The extra scan would give doctors time to try to turn a breech baby around or allow a safer planned Caesarean. Picture: PxHere

London - Last week researchers from the University of Cambridge called for all mothers to have an ultrasound scan one month before their baby is due -which is, in my view, an excellent idea.

It would help spot breech babies (those that are the wrong way round in the womb), meaning there will be no worrying surprises during labour.

It would also reduce the need for emergency Caesareans, which are more risky than those planned in the cold light of day.

The Cambridge study calculated that more than 4 000 emergency Caesareans could be avoided every year if women were given an ultrasound scan at 36 weeks, in addition to scans at 18 and 21 weeks.

The extra scan would give doctors time to try to turn a breech baby around or allow a safer planned Caesarean.

There is a premium on knowing which way up the baby is at the end of pregnancy, and mostly this can be detected by a simple examination of the abdomen of the expectant mother.

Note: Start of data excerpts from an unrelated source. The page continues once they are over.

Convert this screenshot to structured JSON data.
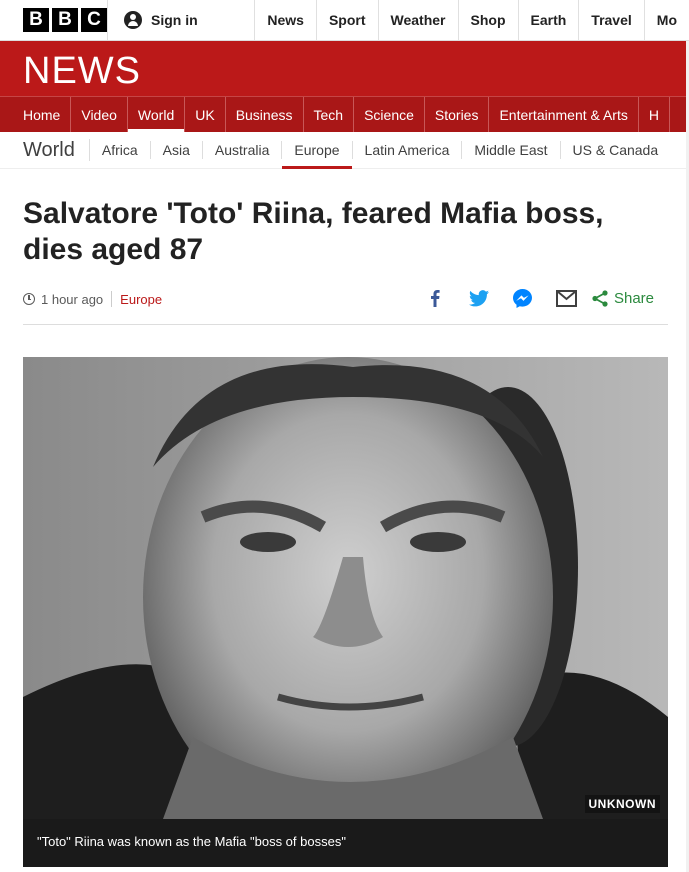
{
  "brand": {
    "letters": [
      "B",
      "B",
      "C"
    ],
    "news_wordmark": "NEWS"
  },
  "account": {
    "signin_label": "Sign in"
  },
  "top_nav": [
    "News",
    "Sport",
    "Weather",
    "Shop",
    "Earth",
    "Travel",
    "Mo"
  ],
  "main_nav": {
    "items": [
      "Home",
      "Video",
      "World",
      "UK",
      "Business",
      "Tech",
      "Science",
      "Stories",
      "Entertainment & Arts",
      "H"
    ],
    "active": "World"
  },
  "sub_nav": {
    "section": "World",
    "items": [
      "Africa",
      "Asia",
      "Australia",
      "Europe",
      "Latin America",
      "Middle East",
      "US & Canada"
    ],
    "active": "Europe"
  },
  "article": {
    "headline": "Salvatore 'Toto' Riina, feared Mafia boss, dies aged 87",
    "timestamp": "1 hour ago",
    "section_link": "Europe",
    "share_label": "Share",
    "image": {
      "copyright": "UNKNOWN",
      "caption": "\"Toto\" Riina was known as the Mafia \"boss of bosses\""
    }
  },
  "colors": {
    "brand_red": "#bb1919",
    "nav_red": "#a91717",
    "share_green": "#2b8a3e",
    "facebook": "#3b5998",
    "twitter": "#1da1f2",
    "messenger": "#0084ff"
  },
  "icons": [
    "user-icon",
    "clock-icon",
    "facebook-icon",
    "twitter-icon",
    "messenger-icon",
    "email-icon",
    "share-icon"
  ]
}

However, in the present era, when so many pregnant women are overweight, this is more difficult than it once was.

Natural delivery of babies presenting "by the breech" was safely accomplished when I was the obstetric assistant on a labour ward in the Seventies.

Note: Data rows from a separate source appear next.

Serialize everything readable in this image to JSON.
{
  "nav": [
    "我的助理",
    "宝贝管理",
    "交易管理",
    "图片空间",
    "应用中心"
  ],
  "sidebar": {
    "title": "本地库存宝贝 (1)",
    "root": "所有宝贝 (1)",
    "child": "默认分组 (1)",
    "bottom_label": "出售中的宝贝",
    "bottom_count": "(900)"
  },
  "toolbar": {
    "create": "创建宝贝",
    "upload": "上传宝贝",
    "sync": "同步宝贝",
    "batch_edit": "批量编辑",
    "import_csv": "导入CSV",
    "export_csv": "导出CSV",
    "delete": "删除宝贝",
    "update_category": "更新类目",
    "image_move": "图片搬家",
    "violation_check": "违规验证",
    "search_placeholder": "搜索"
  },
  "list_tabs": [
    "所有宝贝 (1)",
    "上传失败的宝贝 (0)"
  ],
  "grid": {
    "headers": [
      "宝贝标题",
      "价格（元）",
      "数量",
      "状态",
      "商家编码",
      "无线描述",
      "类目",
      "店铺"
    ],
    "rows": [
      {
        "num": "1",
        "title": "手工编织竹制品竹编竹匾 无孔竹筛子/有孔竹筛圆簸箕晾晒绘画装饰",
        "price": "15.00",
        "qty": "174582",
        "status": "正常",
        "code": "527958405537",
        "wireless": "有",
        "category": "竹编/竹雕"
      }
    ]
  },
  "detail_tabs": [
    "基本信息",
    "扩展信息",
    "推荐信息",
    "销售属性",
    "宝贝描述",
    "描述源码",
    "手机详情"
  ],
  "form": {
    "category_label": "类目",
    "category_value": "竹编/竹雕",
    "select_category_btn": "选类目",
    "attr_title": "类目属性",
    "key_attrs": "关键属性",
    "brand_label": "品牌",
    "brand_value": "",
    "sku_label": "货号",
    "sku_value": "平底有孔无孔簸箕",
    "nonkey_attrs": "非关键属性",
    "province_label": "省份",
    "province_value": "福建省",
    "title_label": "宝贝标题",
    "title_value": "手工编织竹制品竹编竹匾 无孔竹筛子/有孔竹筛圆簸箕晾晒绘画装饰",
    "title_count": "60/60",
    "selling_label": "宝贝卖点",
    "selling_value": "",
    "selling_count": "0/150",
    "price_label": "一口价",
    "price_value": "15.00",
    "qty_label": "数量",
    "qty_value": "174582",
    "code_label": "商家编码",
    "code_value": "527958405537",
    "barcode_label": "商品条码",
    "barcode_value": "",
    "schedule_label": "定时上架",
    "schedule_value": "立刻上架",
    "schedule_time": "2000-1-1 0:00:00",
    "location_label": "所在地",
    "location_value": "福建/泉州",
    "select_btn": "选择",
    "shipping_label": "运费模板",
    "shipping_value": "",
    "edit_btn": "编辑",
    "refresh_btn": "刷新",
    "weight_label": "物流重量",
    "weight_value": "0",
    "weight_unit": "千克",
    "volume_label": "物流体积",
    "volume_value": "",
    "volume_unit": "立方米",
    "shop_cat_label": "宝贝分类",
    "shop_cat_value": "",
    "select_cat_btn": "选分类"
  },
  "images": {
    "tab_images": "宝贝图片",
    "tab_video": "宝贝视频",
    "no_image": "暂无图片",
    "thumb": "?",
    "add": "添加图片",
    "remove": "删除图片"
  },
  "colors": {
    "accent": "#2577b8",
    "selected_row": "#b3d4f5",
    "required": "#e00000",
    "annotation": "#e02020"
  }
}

But that was before the development of ultrasound scanning and required an additional degree of training and experience, including the magnificently named Mauriceau-Smellie-Veit manoeuvre.

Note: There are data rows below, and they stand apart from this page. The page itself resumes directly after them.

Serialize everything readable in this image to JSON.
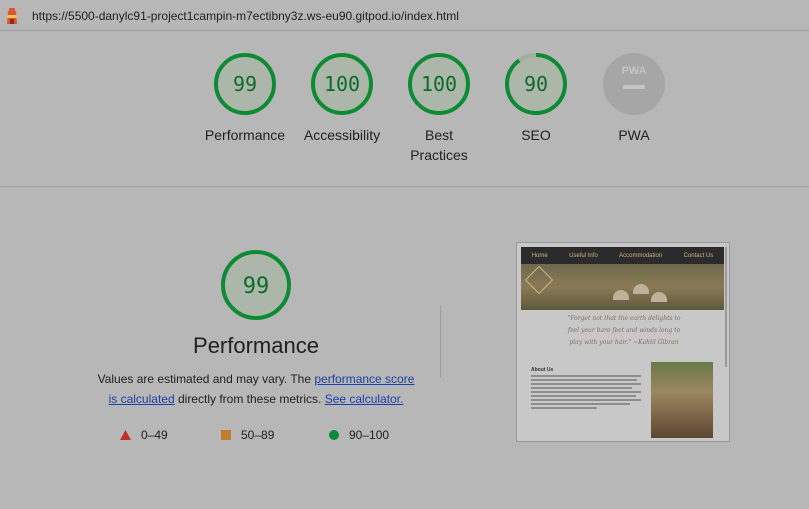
{
  "url_bar": {
    "url": "https://5500-danylc91-project1campin-m7ectibny3z.ws-eu90.gitpod.io/index.html"
  },
  "colors": {
    "pass": "#0c8a34",
    "pass_fill": "#acb7a9",
    "average": "#c27c2a",
    "fail": "#c0302b",
    "pwa_grey": "#a6a6a6",
    "link": "#1a3fa8"
  },
  "scores": [
    {
      "id": "performance",
      "value": "99",
      "score": 99,
      "label": "Performance"
    },
    {
      "id": "accessibility",
      "value": "100",
      "score": 100,
      "label": "Accessibility"
    },
    {
      "id": "best-practices",
      "value": "100",
      "score": 100,
      "label_line1": "Best",
      "label_line2": "Practices"
    },
    {
      "id": "seo",
      "value": "90",
      "score": 90,
      "label": "SEO"
    },
    {
      "id": "pwa",
      "badge": "PWA",
      "label": "PWA"
    }
  ],
  "performance_detail": {
    "score": "99",
    "score_value": 99,
    "title": "Performance",
    "desc_part1": "Values are estimated and may vary. The ",
    "link1_line1": "performance score",
    "link1_line2": "is calculated",
    "desc_part2": " directly from these metrics. ",
    "link2": "See calculator."
  },
  "legend": [
    {
      "icon": "triangle-icon",
      "range": "0–49"
    },
    {
      "icon": "square-icon",
      "range": "50–89"
    },
    {
      "icon": "circle-icon",
      "range": "90–100"
    }
  ],
  "screenshot_thumb": {
    "nav": [
      "Home",
      "Useful Info",
      "Accommodation",
      "Contact Us"
    ],
    "quote_line1": "\"Forget not that the earth delights to",
    "quote_line2": "feel your bare feet and winds long to",
    "quote_line3": "play with your hair.\" ~Kahlil Gibran",
    "about_title": "About Us"
  }
}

This involved inserting both hands to gently flex the baby’s head with the left hand, while gently pulling the baby’s shoulders with the right hand, and completing the delivery.

With the obesity epidemic masking breech babies until the last minute and today’s doctors lacking the breech delivery expertise of their predecessors, hopefully the call to routinely scan pregnant women at 36 weeks will be heard - making births safer for all.